Erin’s dark eyes widened to something that resembled panic. “What? No!”
Samuel slid back his chair and stepped around the desk. “I’ll be back in time.”
“No, wait. We still need to discuss this case before Mrs. Stowles arrives, and what if you don’t make it back? I’m not ready to take the lead. Remember, I’m the support only. What am I supposed to do? They’re coming at eleven. You don’t have time.” She was still sitting, but she had shot up straight as she slid around in the chair, watching as he slipped on his dark green suit jacket, which had come from the sale rack at the department store, and lifted his trench coat from the coat tree in the corner. His small office overlooked the bullpen of legal secretaries and clerks.
“We have nothing left to go over, so stop worrying. If they show up early, just make sure Mrs. Stowles doesn’t cross paths with her husband or his lawyer.” He strode back to his desk, grabbed his cell phone, and stuffed his iPad and all the documents he still needed to review in his tote, then lifted it over his shoulder.
“Samuel, I hope this doesn’t sound cold, because I really do want everything to be okay with your wife, but you’re a junior associate, and whether you believe it or not, I’m not vying for your job. This is a really big case for the firm, because Jessica Stowles brings in a lot of business. Remember the warning that came with her file: don’t screw up, and use kid gloves. She’s one of the firm’s cash cows, and if you screw it up, it won’t look good for you. Leaving me stuck if you don’t show is as good as screwing me, too, and I’ve worked too damn hard to get where I am to be left floundering. Do you get me?

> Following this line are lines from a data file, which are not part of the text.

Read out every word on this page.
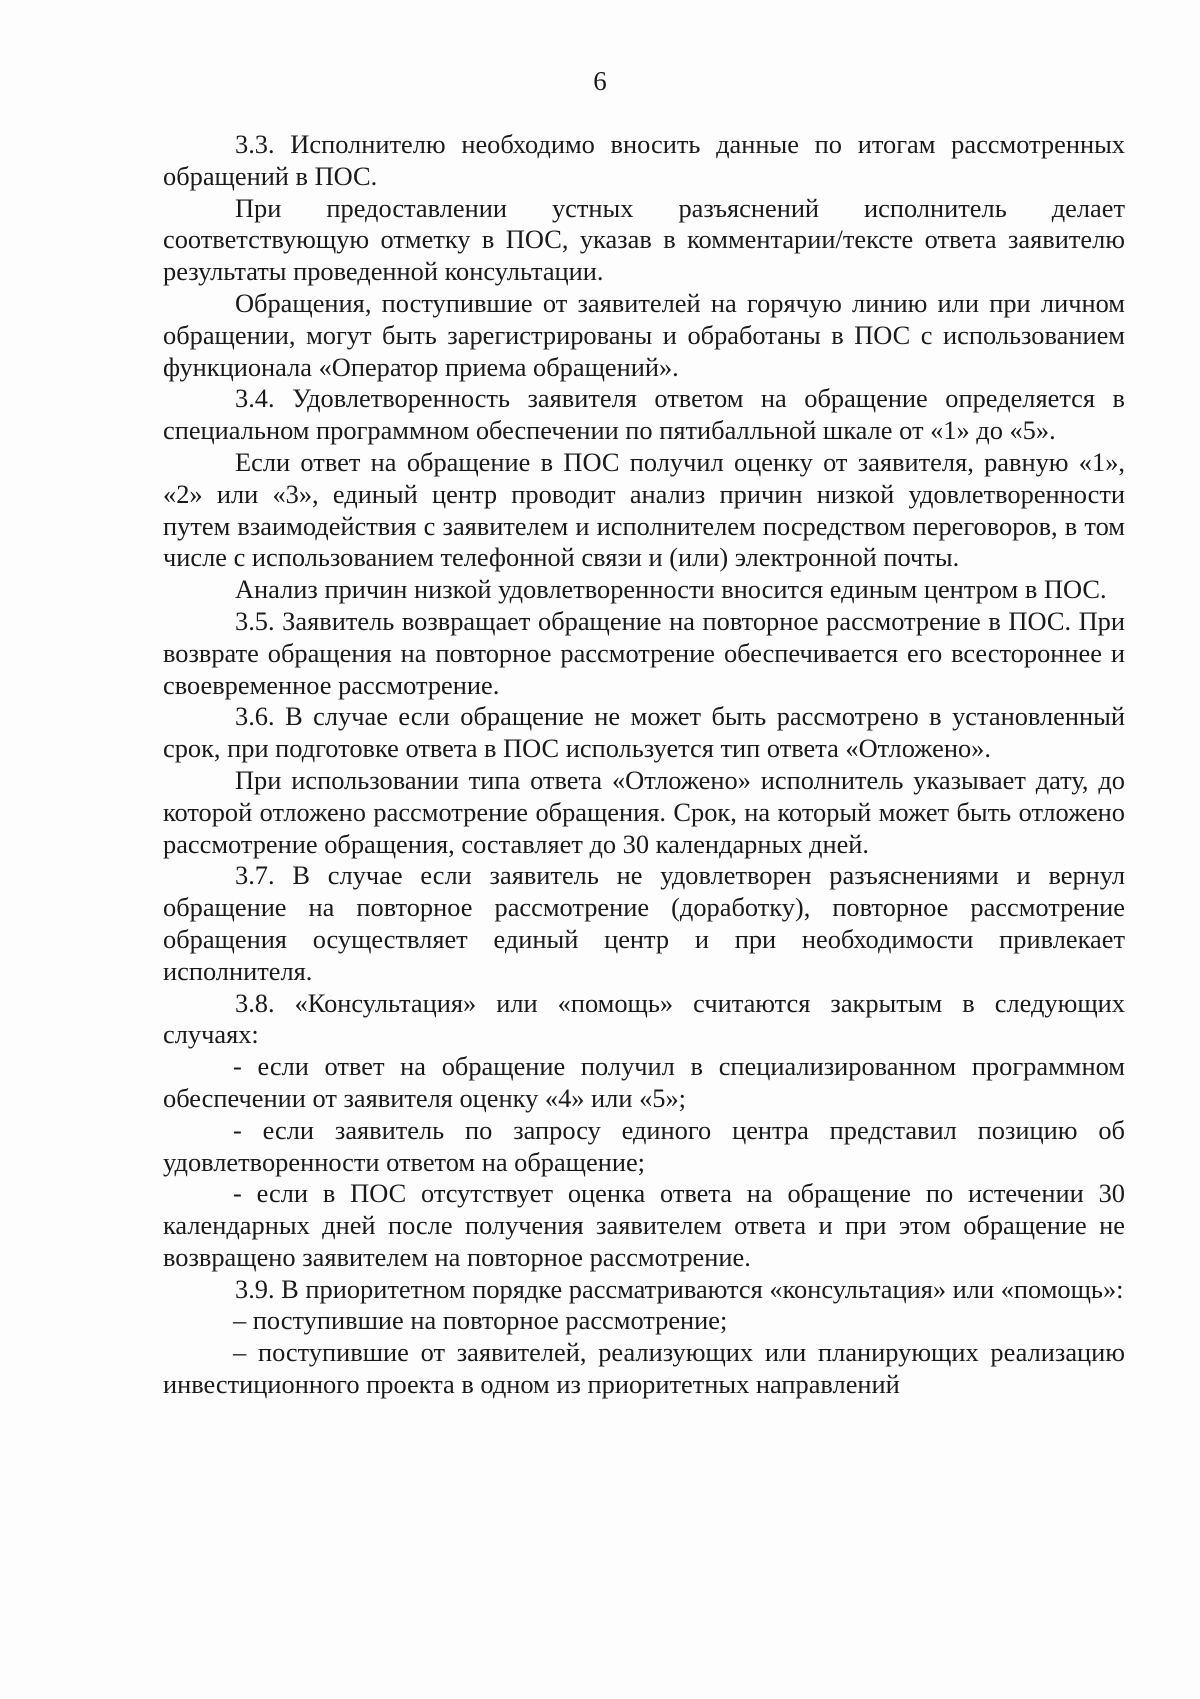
6

3.3. Исполнителю необходимо вносить данные по итогам рассмотренных обращений в ПОС.

При предоставлении устных разъяснений исполнитель делает соответствующую отметку в ПОС, указав в комментарии/тексте ответа заявителю результаты проведенной консультации.

Обращения, поступившие от заявителей на горячую линию или при личном обращении, могут быть зарегистрированы и обработаны в ПОС с использованием функционала «Оператор приема обращений».

3.4. Удовлетворенность заявителя ответом на обращение определяется в специальном программном обеспечении по пятибалльной шкале от «1» до «5».

Если ответ на обращение в ПОС получил оценку от заявителя, равную «1», «2» или «3», единый центр проводит анализ причин низкой удовлетворенности путем взаимодействия с заявителем и исполнителем посредством переговоров, в том числе с использованием телефонной связи и (или) электронной почты.

Анализ причин низкой удовлетворенности вносится единым центром в ПОС.

3.5. Заявитель возвращает обращение на повторное рассмотрение в ПОС. При возврате обращения на повторное рассмотрение обеспечивается его всестороннее и своевременное рассмотрение.

3.6. В случае если обращение не может быть рассмотрено в установленный срок, при подготовке ответа в ПОС используется тип ответа «Отложено».

При использовании типа ответа «Отложено» исполнитель указывает дату, до которой отложено рассмотрение обращения. Срок, на который может быть отложено рассмотрение обращения, составляет до 30 календарных дней.

3.7. В случае если заявитель не удовлетворен разъяснениями и вернул обращение на повторное рассмотрение (доработку), повторное рассмотрение обращения осуществляет единый центр и при необходимости привлекает исполнителя.

3.8. «Консультация» или «помощь» считаются закрытым в следующих случаях:

- если ответ на обращение получил в специализированном программном обеспечении от заявителя оценку «4» или «5»;

- если заявитель по запросу единого центра представил позицию об удовлетворенности ответом на обращение;

- если в ПОС отсутствует оценка ответа на обращение по истечении 30 календарных дней после получения заявителем ответа и при этом обращение не возвращено заявителем на повторное рассмотрение.

3.9. В приоритетном порядке рассматриваются «консультация» или «помощь»:

– поступившие на повторное рассмотрение;

– поступившие от заявителей, реализующих или планирующих реализацию инвестиционного проекта в одном из приоритетных направлений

Sure, your wife is important, but so is your damn job and not screwing me and a client I’d rather not get stuck with.” Erin was now standing. This was the first time he’d ever seen her look the least bit worried.
“I told you I’ll be back—and for the record, Jill isn’t my wife.”
He didn’t wait for her shocked response before he left his office, stopping only at his secretary’s desk to let her know where he was going.
As Samuel walked out, he remembered the day that haunted him still, the day of his wedding, that afternoon two months earlier when his family hadn’t shown up and, with despair on her face as they stood before the justice of the peace to say their vows, the only thing that had come out of Jill’s mouth had been “I’m sorry.”